I was at this point about to ask for perhaps a hand-job by a Brazilian male model or some cocaine, but they were already pouring me a glass of Dom Pérignon, so I made do with that. At first glance the individual cabins were quite impressive, with very comfortable leather seating with a facing seat with its own seatbelt, which I thought a little odd, especially because there was a sign over it saying it was not to be used during takeoff and landing. I guess that seat is just for when you have other well-heeled visitors (they would never allow the commoners in here) coming to chat with you about yachting or trust funds during the flight.
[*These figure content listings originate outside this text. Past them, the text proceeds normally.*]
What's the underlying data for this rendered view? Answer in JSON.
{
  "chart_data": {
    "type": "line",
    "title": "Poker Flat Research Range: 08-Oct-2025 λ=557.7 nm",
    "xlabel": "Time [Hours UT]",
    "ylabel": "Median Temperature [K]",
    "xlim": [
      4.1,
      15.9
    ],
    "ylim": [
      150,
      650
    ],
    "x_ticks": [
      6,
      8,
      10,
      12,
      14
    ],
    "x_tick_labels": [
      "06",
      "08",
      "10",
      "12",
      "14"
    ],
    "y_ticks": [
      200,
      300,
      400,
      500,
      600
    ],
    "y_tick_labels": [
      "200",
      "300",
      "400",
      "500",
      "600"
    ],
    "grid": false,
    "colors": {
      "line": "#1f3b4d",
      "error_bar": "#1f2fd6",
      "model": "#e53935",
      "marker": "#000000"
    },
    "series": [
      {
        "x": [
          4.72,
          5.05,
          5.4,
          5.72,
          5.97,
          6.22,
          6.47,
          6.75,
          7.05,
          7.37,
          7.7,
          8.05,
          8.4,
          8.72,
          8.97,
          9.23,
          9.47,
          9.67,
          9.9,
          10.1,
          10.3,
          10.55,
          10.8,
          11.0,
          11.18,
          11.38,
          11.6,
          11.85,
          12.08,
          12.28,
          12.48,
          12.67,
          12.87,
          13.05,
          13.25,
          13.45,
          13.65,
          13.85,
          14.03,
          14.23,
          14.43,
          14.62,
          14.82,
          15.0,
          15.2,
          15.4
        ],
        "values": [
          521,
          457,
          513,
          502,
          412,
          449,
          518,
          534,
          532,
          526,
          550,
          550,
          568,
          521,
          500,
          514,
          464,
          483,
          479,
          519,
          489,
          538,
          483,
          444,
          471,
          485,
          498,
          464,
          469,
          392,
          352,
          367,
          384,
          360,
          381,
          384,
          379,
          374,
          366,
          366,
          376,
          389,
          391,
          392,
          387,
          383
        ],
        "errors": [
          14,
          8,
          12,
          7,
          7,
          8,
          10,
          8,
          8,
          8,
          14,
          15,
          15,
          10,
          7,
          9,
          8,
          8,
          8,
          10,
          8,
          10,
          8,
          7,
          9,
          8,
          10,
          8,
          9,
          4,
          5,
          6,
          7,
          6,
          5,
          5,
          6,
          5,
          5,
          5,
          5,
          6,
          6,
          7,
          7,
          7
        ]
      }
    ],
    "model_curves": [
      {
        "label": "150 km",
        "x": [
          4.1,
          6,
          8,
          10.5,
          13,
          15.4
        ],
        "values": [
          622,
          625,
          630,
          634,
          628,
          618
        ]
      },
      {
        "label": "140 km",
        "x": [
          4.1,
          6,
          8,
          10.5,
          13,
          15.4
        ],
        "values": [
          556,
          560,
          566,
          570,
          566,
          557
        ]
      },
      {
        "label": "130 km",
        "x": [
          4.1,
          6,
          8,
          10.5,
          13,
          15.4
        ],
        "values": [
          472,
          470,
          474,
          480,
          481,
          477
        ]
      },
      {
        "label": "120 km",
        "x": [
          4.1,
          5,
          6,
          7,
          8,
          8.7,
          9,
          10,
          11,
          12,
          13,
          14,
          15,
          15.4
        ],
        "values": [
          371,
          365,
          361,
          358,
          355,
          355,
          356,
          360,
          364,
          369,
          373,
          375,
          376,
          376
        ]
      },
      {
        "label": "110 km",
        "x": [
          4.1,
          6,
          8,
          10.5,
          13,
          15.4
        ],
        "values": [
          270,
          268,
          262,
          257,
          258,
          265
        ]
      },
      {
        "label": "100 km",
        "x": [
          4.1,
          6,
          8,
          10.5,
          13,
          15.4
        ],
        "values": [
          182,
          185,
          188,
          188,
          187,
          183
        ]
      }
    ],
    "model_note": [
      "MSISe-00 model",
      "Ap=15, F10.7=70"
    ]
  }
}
Then the cabin steward came up to inform me of some very upsetting news: Our flight would only be taking 4 hours and 45 minutes to reach Mumbai. I thought I would at least be getting 30 or 45 more minutes of luxury than that, and I have to admit to being a little disappointed. Much of what makes this class of service so special is the privacy and comfort of the cabin while sleeping, but I clearly wasn’t going to make them setup the whole bed thing for a 20 minute nap, even though the harridan in the berth behind me made them do exactly that. The length of the flight set the tone for a number of disappointments actually. It isn’t really worth setting up the bed, as I said, for one. And flights under 7 hours don’t get the super swank toiletries bag with the nice cologne in it. (I had received one on my previous flight, so really what was I going to do with two of them, but still I was crestfallen).
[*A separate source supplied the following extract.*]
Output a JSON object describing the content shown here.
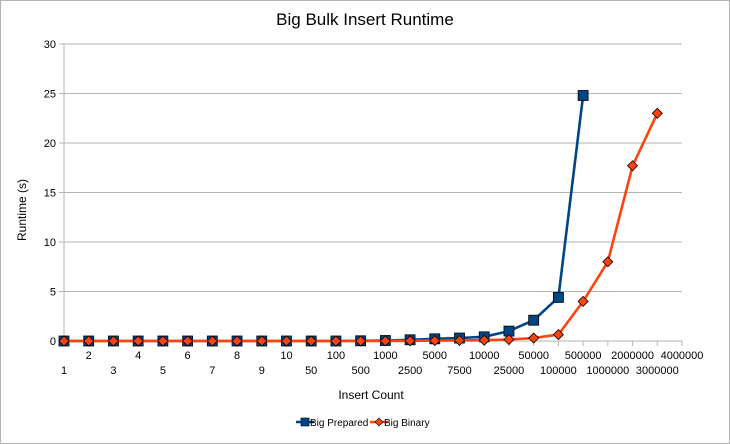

And even though I hadn’t paid full price for this, I imagined what I would be feeling if I had, and I started noticing everything that was wrong with the suite as my native OCD went into overdrive. There was no good place for my bag storage. The suite had a lot of dings and scratches all around, and some parts that didn’t close properly. The media system and control is positively antiquated. You can’t even connect your ipod/iphone to it to play your own music. The user interface is badly designed and clunky, the screen not very high rez. The usb charger stopped charging my phone about 10 times necessitating unplugging and replugging. The curvature and design of the walls of the suite was kinda clumsy (compare to ANA for example which was clean and elegant), and the veneers showing.

The people and the service was something else though. There is absolutely nothing to reproach, they were without fail wonderful, helpful, and kind. I have rarely experienced service this good anywhere. I have absolutely no reservations about the quality of the service I received from the staff on board.

So to sum up everything:

1. I would not bother with this class of service unless you were going to get a full night’s sleep. It is just not worth it for anything under 8 hours. (Then again, if I had more money than god and a strong desire to waste it, as many of the other passengers must, what the hell.)

2. The suite itself is pretty cool but could use a redesign in the areas of media control, luggage storage, and maintenance/upkeep.

3. People service is impeccable with Singapore Air, but is almost as good in plain old cheapskate first class.